Reboot nel quale fuoco, sangue e sabbia dominano, Mad Max:Fury Road è adrenalina pura, un concentrato di azione che pare girato tutto d’un fiato. Un imperdibile gioiello post-apocalittico, gestito dal settantenne George Miller.
Max è un ex poliziotto che vaga nel deserto. Catturato da un gruppo di war boys, Max viene portato alla Cittadella e incatenato. Nel mentre un convoglio guidato da Furiosa (una delle mogli di Immortan Joe) cambia improvvisamente direzione e si dirige verso i territori ostili.
Interceptor aveva consegnato al cinema un prodotto dal budget bassissimo e aveva creato l’icona di Mad Max. I successivi capitoli avevano confermato la validità dell’idea e innalzato il protagonista Max a simbolo di un mondo in declino, privo di risorse e dominato dalla desolazione. 36 anni dopo Mad Max: Fury Road è l’atteso reboot firmato dallo stesso regista (il visionario Miller), che trova nella velocità, nell’estrema follia e nell’inseguimento la cifra stilistica corretta per accattivare il pubblico e coinvolgerlo fino alla conclusione.
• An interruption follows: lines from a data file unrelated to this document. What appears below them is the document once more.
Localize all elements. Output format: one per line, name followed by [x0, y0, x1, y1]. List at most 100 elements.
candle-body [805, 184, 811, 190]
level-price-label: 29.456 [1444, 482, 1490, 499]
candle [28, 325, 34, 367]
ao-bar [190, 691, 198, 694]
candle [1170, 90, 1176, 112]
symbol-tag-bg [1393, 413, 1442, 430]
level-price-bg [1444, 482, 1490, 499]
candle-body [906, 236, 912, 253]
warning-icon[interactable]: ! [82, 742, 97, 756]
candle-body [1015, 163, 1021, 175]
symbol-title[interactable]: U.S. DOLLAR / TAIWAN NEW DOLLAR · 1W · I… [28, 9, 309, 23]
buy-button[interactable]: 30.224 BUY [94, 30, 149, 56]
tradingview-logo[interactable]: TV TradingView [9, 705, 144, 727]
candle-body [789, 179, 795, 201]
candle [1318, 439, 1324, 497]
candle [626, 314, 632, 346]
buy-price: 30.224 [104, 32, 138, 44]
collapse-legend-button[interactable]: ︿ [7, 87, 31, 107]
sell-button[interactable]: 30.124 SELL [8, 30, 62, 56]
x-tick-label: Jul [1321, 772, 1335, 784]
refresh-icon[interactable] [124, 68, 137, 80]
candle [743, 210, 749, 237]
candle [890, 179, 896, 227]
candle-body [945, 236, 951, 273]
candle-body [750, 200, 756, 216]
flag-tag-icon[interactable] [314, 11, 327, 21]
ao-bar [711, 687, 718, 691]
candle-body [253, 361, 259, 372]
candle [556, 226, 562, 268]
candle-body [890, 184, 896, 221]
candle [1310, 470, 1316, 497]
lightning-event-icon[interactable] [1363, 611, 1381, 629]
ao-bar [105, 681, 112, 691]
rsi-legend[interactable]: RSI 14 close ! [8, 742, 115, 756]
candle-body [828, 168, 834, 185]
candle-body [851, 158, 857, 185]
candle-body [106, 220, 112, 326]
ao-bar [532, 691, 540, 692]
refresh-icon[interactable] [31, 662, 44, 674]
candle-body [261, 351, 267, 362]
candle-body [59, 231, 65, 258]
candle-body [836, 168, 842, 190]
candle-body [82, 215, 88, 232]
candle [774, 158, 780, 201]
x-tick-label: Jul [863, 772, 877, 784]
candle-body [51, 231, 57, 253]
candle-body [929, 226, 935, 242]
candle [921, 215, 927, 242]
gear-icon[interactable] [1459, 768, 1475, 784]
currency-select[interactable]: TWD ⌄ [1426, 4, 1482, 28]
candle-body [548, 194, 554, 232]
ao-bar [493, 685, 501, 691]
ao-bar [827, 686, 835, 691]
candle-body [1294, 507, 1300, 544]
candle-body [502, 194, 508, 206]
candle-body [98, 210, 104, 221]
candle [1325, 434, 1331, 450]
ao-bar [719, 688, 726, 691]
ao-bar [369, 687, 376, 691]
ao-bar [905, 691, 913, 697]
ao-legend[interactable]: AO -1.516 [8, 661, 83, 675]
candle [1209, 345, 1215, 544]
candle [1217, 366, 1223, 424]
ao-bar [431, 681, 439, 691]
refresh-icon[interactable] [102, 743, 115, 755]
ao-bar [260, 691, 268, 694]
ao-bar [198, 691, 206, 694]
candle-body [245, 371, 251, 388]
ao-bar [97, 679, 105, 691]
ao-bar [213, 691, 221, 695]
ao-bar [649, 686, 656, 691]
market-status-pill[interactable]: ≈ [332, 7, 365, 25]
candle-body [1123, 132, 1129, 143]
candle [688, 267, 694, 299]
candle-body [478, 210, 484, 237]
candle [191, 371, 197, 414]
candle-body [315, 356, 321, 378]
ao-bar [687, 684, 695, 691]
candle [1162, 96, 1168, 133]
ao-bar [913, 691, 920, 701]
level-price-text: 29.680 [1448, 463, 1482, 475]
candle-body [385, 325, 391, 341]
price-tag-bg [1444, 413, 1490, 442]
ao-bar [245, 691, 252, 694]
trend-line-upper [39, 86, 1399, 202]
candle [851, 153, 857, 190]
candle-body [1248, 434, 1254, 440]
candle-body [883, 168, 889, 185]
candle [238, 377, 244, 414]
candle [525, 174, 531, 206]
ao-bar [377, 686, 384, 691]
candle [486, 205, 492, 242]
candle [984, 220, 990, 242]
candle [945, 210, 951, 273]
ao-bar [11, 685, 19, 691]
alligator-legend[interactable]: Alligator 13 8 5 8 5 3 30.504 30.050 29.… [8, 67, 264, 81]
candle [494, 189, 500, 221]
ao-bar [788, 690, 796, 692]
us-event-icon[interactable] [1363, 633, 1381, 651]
Caratterizzato da un protagonista carismatico, che lascia spesso campo libero a un gruppo di giovani donne (le fattrici di bianco vestite) e allo loro leader Furiosa, Mad Max: Fury Road lascia con il fiato sospeso per l’intera durata. Difatti sono pochi i momenti in cui l’azione si ferma (delle piccole “oasi” nel deserto filmico) e sviluppa la narrazione, che si interroga sulla redenzione e sull’uccisione del mondo che i personaggi conoscevano. Per il resto la pellicola è un interminabile inseguimento, nel quale il pathos e la violenza raggiungono livelli altissimi, mentre la follia di un gruppo di war boys domina in lungo e in largo.
Falsi profeti del nuovo e desolante mondo, il Valhalla come terra promessa per il sacrificio alla causa, morte, vita e fuoco sono le caratteristiche di una pellicola che viene accompagnata da una partitura musicale trascinante e da una fotografia che fa leva sull’esasperazione dei colori caldi del deserto. Inoltre le piccole sortite dell’appena accennato passato dell’ex poliziotto Max divengono espedienti necessari a sviluppare altri capitoli, che lo spettatore attende con ansia, anche se il rischio è quello di effettuare una ripetizione che sarebbe difficilmente digeribile.
Difatti Mad Max: Fury Road è un prodotto unico, che difficilmente troverebbe altri sbocchi; nel caso della prima trilogia c’era un progetto che mostrava la nascita del duro e folle carattere del personaggio principale (l’uccisione del collega, della moglie e del figlio da parte di una gang di motociclisti lo portavano a vendicarsi in modo incontrollabile), che successivamente vagava in un mondo sempre più desolante. In questo reboot Miller, conscio della pericolosità di una costruzione narrativa diversamente appetibile, catapulta il pubblico immediatamente nel mezzo dell’azione, pigiando immediatamente sull’acceleratore, perfettamente in linea con gli appetiti dell’attuale pubblico seduto in sala. Per questo motivo Mad Max: Fury Road è un film unico nel suo genere, nel quale la speranza appare come una flebile rivalsa nei confronti di un mondo che si è rivoltato contro il suo popolo.
Mad Max: Fury Road rispetta le attese, esibisce una tecnica sopraffina e una creatività fuori dal comune (l’intuizione dell’esistenza di un culto religioso legato alle macchine e alle loro cromature è geniale). Miller contrappone il candore femminile, puro e custode della vita, al marcio degli uomini (sporchi, cattivi e senza pietà); nessuno viene salvato da questo confronto (a parte l’errante Max), che sebbene appaia banale e superficiale, contiene una dicotomia primordiale e realistica. Insomma Mad Max: Fury Road trova la giusta chiave di volta per farsi apprezzare completamente, appare un prodotto di livello elevato, che sarebbe riduttivo relegare esclusivamente al genere action.